Logging

Logging related parameters and functions are essential for users to control the display of solving logs of COPT. This chapter provides an interpretation of loggings for different algorithms, including the following sections:

Parameters and Functions for Logging

Users can control the display of logs by setting related parameters.

  • Logging

    Integer parameter.

    Whether to print optimization logs.

    Default: 1

    Possible values:

    0: No optimization logs.

    1: Print optimization logs.

  • LogToConsole

    Integer parameter.

    Whether to print optimization logs to console.

    Default: 1

    Possible values:

    0: No optimization logs to console.

    1: Print optimization logs to console.

COPT provides operations related to logs, such as setting the logging file.

COPT provides functions to set the logging file, write the optimization logs into the specified file (with the file name suffix .log ), allowing users to save and review the logs. The functions for different programming interfaces are shown in Table 27:

Table 27 Functions for setting logging files in different programming interfaces

Programming Interface

Functions for setting logging files

C

COPT_SetLogFile

C++

Model::SetLogFile()

C#

Model.SetLogFile()

Java

Model.setLogFile()

Python

Model.setLogFile()

Note: When calling these functions, users should specify the file name for saving logs using the logfile parameter.

Basic Information

COPT outputs basic information before starting the solving process, depending on the problem types. The following information is typically displayed:

Model fingerprint: 2c27ab28

Hardware has 64 cores and 128 threads. Using instruction set X86_AVX512_E1 (14)
Minimizing a MIP problem

Here, Model fingerprint represents the unique code for the current model.

The next output provides information about the hardware used, including the number of CPU cores (cores) and threads (threads).

Finally, the problem type and optimization sense are displayed, such as:

Minimizing an LP problem, Minimizing a MIP problem, and Minimizing an SDP problem, etc.

Simplex Method Logging

Based on different stages of the optimization process, the logs for Simplex Method can be divided into three parts:

  1. Presolve

  2. Simplex iteration process

  3. Summary of optimization results

This section uses the logs for example problem afiro.mps to interpret the information in the Simplex Method logging.

Presolve

By default, before starting the Simplex Method, the COPT performs presolve on the model to improve its quality.

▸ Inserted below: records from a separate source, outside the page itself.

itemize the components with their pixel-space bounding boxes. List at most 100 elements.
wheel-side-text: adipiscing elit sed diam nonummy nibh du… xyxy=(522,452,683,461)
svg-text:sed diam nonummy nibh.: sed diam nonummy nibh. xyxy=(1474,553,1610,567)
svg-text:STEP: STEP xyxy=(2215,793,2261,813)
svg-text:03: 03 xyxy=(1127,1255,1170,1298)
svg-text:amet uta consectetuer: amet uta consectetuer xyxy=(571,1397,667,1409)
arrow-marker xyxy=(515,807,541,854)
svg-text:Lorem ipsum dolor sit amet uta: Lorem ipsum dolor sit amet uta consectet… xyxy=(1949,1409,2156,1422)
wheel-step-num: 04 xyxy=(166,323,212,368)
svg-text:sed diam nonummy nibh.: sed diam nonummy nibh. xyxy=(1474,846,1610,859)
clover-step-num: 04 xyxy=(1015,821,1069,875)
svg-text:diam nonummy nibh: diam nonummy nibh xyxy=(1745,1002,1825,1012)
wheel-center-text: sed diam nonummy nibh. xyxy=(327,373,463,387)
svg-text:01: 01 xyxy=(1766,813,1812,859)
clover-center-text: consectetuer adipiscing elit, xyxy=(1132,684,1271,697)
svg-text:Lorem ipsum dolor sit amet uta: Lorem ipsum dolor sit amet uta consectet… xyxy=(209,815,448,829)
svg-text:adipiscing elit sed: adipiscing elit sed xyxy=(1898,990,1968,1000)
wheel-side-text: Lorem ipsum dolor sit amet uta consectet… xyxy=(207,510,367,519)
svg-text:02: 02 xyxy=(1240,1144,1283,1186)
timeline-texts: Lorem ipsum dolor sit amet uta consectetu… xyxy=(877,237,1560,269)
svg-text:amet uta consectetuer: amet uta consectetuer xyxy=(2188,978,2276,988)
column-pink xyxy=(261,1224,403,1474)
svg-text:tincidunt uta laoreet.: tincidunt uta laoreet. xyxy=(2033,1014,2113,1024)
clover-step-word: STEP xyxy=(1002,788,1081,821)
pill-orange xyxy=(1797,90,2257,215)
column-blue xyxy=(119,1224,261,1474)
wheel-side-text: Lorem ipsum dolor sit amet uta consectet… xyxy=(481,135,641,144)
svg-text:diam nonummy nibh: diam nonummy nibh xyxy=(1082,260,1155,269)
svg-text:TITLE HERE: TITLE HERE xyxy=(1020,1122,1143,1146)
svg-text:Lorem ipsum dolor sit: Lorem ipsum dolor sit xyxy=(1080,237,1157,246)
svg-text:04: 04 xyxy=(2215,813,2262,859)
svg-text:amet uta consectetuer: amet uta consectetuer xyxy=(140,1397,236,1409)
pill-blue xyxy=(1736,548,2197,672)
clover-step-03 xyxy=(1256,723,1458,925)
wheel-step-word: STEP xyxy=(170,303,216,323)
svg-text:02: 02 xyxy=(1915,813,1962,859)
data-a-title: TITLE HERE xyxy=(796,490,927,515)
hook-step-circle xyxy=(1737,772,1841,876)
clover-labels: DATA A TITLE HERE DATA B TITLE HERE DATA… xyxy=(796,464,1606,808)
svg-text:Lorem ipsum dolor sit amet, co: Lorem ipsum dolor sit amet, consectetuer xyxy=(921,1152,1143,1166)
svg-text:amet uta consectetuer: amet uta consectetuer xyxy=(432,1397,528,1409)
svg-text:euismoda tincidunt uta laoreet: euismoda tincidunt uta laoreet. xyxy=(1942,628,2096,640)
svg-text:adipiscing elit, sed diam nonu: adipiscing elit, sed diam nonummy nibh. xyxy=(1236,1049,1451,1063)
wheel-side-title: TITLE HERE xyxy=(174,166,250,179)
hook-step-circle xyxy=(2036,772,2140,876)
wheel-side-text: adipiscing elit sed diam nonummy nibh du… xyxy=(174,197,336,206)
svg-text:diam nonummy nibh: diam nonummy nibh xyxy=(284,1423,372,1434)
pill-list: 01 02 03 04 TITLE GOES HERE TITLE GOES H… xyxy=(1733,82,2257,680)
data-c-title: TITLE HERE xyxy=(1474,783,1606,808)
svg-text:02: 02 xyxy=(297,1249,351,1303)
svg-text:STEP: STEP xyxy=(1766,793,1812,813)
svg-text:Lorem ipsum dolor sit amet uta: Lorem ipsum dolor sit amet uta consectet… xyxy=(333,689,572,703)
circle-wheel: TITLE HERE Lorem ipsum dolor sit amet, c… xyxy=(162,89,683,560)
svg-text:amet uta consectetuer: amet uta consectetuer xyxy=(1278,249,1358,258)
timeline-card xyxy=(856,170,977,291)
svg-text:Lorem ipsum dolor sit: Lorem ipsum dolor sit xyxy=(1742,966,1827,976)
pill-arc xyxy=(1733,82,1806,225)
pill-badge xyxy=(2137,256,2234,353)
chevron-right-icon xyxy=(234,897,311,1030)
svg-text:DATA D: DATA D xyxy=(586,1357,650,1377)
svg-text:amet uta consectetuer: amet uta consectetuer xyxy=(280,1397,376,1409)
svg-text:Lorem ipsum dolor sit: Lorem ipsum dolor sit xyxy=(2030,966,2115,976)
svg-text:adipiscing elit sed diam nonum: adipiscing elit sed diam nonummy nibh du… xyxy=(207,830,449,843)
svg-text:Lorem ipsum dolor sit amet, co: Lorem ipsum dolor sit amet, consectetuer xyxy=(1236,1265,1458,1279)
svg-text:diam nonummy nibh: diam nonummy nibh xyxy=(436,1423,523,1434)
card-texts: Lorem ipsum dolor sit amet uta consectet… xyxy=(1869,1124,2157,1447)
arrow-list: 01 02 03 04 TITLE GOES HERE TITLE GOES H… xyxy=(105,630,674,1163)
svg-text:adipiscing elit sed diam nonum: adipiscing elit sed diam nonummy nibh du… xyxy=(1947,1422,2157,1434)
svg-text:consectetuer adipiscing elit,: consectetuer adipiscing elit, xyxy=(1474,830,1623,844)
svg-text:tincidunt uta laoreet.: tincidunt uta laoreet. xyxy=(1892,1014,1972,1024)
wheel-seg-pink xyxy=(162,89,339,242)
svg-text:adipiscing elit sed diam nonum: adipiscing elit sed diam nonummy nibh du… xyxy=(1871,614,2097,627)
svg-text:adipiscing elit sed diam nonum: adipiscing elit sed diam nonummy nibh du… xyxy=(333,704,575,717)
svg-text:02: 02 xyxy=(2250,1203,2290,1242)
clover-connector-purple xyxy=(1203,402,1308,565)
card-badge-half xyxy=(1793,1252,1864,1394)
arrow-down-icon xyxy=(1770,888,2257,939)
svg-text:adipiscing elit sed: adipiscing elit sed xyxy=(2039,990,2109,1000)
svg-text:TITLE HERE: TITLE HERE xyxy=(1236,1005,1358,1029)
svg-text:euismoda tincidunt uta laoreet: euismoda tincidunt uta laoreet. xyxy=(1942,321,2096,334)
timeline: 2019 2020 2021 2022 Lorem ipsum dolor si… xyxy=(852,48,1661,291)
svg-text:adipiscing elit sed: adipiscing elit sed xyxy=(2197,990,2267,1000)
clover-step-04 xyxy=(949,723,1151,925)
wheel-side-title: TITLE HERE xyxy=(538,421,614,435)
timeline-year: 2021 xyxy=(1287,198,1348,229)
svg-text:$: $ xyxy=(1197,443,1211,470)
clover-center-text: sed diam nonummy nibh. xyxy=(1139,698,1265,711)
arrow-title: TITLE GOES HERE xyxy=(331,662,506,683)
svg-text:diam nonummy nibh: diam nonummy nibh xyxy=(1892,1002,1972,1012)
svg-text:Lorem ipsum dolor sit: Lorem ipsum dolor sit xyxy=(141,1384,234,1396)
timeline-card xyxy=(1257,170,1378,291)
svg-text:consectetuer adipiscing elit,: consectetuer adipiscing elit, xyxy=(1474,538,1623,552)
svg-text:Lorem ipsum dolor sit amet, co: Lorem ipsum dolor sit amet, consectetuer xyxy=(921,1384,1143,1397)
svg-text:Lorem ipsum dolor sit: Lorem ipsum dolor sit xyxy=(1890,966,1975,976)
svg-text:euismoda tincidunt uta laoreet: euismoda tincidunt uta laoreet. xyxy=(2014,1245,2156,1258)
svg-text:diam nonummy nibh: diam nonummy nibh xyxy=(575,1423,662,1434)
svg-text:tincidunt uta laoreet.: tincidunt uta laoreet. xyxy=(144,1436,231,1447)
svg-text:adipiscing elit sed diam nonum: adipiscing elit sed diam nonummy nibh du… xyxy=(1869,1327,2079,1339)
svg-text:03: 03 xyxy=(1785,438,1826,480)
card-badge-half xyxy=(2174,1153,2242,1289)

A preprocessed model will be transmitted to the solver.

The presolve part of the log outputs changes in the model size before and after presolve:

The original problem has:
    27 rows, 32 columns and 83 non-zero elements
The presolved problem has:
    7 rows, 10 columns and 28 non-zero elements

The description of the LP problem size includes the following information:

  • Number of constraints (rows)

  • Number of variables (columns)

  • Number of non-zero elements in the coefficient matrix (non-zero elements)

In the example logs, after presolve, the number of constraints, variables, and non-zero elements in the coefficient matrix are all reduced.

Simplex iteration process

This part of the logs provides relevant information about the iteration process using the Simplex method.

Starting the simplex solver using up to 8 threads

Method   Iteration           Objective  Primal.NInf   Dual.NInf        Time
Dual             0   -4.8553789460e+02            3           0       0.00s
Dual             3   -4.6476735494e+02            0           0       0.00s
Postsolving
Dual             3   -4.6475314286e+02            0           0       0.00s

Here, the first line indicates that the current optimization algorithm is the Simplex method, and it uses 8 threads (threads) for computation.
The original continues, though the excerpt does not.